The voice recalled him to her. He had taken her in his arms, he had told her he loved her.

“I love you,” he said. “And you love me.”

“No!” she said swiftly. It was clear to her now. This surrender of hers was a thing of a moment, a chance phase. He had no right to take advantage of her feeling for him. It was unfair of him. He had lowered her by that embrace. Her anger flashed out at him.

“No! I do not love you. You have degraded me by that kiss. How can I ever respect myself again? Oh, you have terribly changed me, King!”

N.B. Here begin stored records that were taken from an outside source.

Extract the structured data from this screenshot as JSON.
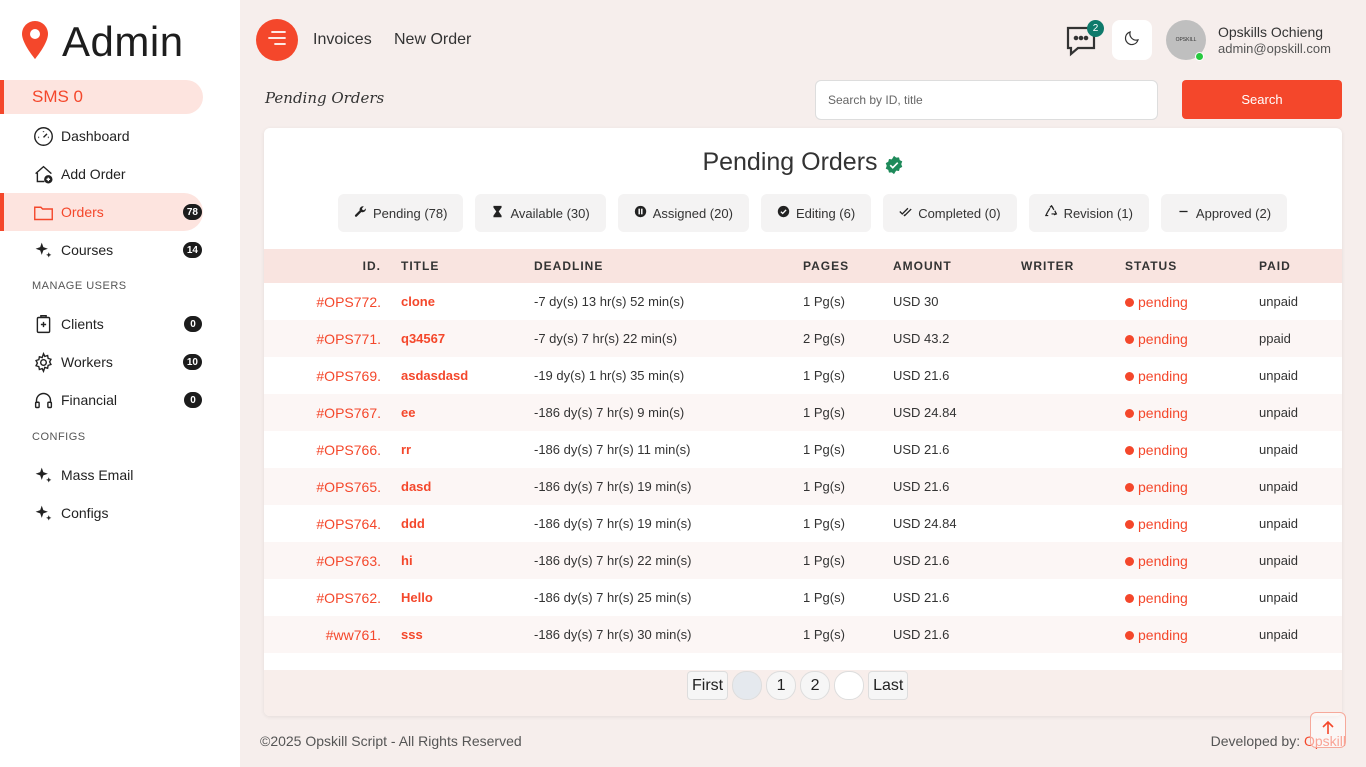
{
  "brand": {
    "name": "Admin"
  },
  "sms": {
    "label": "SMS 0"
  },
  "sidebar": {
    "items": [
      {
        "label": "Dashboard"
      },
      {
        "label": "Add Order"
      },
      {
        "label": "Orders",
        "badge": "78"
      },
      {
        "label": "Courses",
        "badge": "14"
      },
      {
        "label": "Clients",
        "badge": "0"
      },
      {
        "label": "Workers",
        "badge": "10"
      },
      {
        "label": "Financial",
        "badge": "0"
      },
      {
        "label": "Mass Email"
      },
      {
        "label": "Configs"
      }
    ],
    "sections": {
      "manage_users": "MANAGE USERS",
      "configs": "CONFIGS"
    }
  },
  "header": {
    "links": [
      "Invoices",
      "New Order"
    ],
    "chat_badge": "2",
    "user": {
      "name": "Opskills Ochieng",
      "email": "admin@opskill.com",
      "avatar_text": "OPSKILL"
    }
  },
  "page": {
    "heading": "Pending Orders"
  },
  "search": {
    "placeholder": "Search by ID, title",
    "button": "Search"
  },
  "card": {
    "title": "Pending Orders",
    "filters": [
      {
        "label": "Pending (78)",
        "icon": "wrench-icon"
      },
      {
        "label": "Available (30)",
        "icon": "hourglass-icon"
      },
      {
        "label": "Assigned (20)",
        "icon": "pause-circle-icon"
      },
      {
        "label": "Editing (6)",
        "icon": "check-circle-icon"
      },
      {
        "label": "Completed (0)",
        "icon": "double-check-icon"
      },
      {
        "label": "Revision (1)",
        "icon": "recycle-icon"
      },
      {
        "label": "Approved (2)",
        "icon": "dash-icon"
      }
    ]
  },
  "table": {
    "headers": [
      "ID.",
      "TITLE",
      "DEADLINE",
      "PAGES",
      "AMOUNT",
      "WRITER",
      "STATUS",
      "PAID"
    ],
    "rows": [
      {
        "id": "#OPS772.",
        "title": "clone",
        "deadline": "-7 dy(s) 13 hr(s) 52 min(s)",
        "pages": "1 Pg(s)",
        "amount": "USD 30",
        "writer": "",
        "status": "pending",
        "paid": "unpaid"
      },
      {
        "id": "#OPS771.",
        "title": "q34567",
        "deadline": "-7 dy(s) 7 hr(s) 22 min(s)",
        "pages": "2 Pg(s)",
        "amount": "USD 43.2",
        "writer": "",
        "status": "pending",
        "paid": "ppaid"
      },
      {
        "id": "#OPS769.",
        "title": "asdasdasd",
        "deadline": "-19 dy(s) 1 hr(s) 35 min(s)",
        "pages": "1 Pg(s)",
        "amount": "USD 21.6",
        "writer": "",
        "status": "pending",
        "paid": "unpaid"
      },
      {
        "id": "#OPS767.",
        "title": "ee",
        "deadline": "-186 dy(s) 7 hr(s) 9 min(s)",
        "pages": "1 Pg(s)",
        "amount": "USD 24.84",
        "writer": "",
        "status": "pending",
        "paid": "unpaid"
      },
      {
        "id": "#OPS766.",
        "title": "rr",
        "deadline": "-186 dy(s) 7 hr(s) 11 min(s)",
        "pages": "1 Pg(s)",
        "amount": "USD 21.6",
        "writer": "",
        "status": "pending",
        "paid": "unpaid"
      },
      {
        "id": "#OPS765.",
        "title": "dasd",
        "deadline": "-186 dy(s) 7 hr(s) 19 min(s)",
        "pages": "1 Pg(s)",
        "amount": "USD 21.6",
        "writer": "",
        "status": "pending",
        "paid": "unpaid"
      },
      {
        "id": "#OPS764.",
        "title": "ddd",
        "deadline": "-186 dy(s) 7 hr(s) 19 min(s)",
        "pages": "1 Pg(s)",
        "amount": "USD 24.84",
        "writer": "",
        "status": "pending",
        "paid": "unpaid"
      },
      {
        "id": "#OPS763.",
        "title": "hi",
        "deadline": "-186 dy(s) 7 hr(s) 22 min(s)",
        "pages": "1 Pg(s)",
        "amount": "USD 21.6",
        "writer": "",
        "status": "pending",
        "paid": "unpaid"
      },
      {
        "id": "#OPS762.",
        "title": "Hello",
        "deadline": "-186 dy(s) 7 hr(s) 25 min(s)",
        "pages": "1 Pg(s)",
        "amount": "USD 21.6",
        "writer": "",
        "status": "pending",
        "paid": "unpaid"
      },
      {
        "id": "#ww761.",
        "title": "sss",
        "deadline": "-186 dy(s) 7 hr(s) 30 min(s)",
        "pages": "1 Pg(s)",
        "amount": "USD 21.6",
        "writer": "",
        "status": "pending",
        "paid": "unpaid"
      }
    ]
  },
  "pagination": {
    "first": "First",
    "pages": [
      "",
      "1",
      "2",
      ""
    ],
    "last": "Last"
  },
  "footer": {
    "copyright": "©2025 Opskill Script - All Rights Reserved",
    "developed_by": "Developed by:",
    "developer": "Opskill"
  },
  "colors": {
    "accent": "#f4472b",
    "accent_light": "#fde4df",
    "badge_dark": "#1c1c1c",
    "chat_badge": "#0f7a6b",
    "verified": "#1e8a5a"
  }
}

He was silent. He had nothing to say.

“Come,” she said quietly, “let us be friends.” Nothing has happened. We shall forget all that, won’t we? And we will be the same friends again.”

He felt a dull anger growing within him against her. Or was it against himself? He could not say; and he was too tired to think. They turned to go up the hill cliff to the brow of the hill. The harbour lay beneath them, a constellation of dim lights. Just above their heads swung the long pencil of light from the lighthouse. It seemed to King like the flashing of a sharp sword.

As the little ferry-boat thrashed her way across the quiet waters of the harbour back to Circular Quay, the trail of white waves in the moonlight was the only thing he saw. King could recall it, a picture vivid and palpable, throughout his life. To him ever afterwards there was something hopeless, sullen, despairing in the flash of white waves under the moon.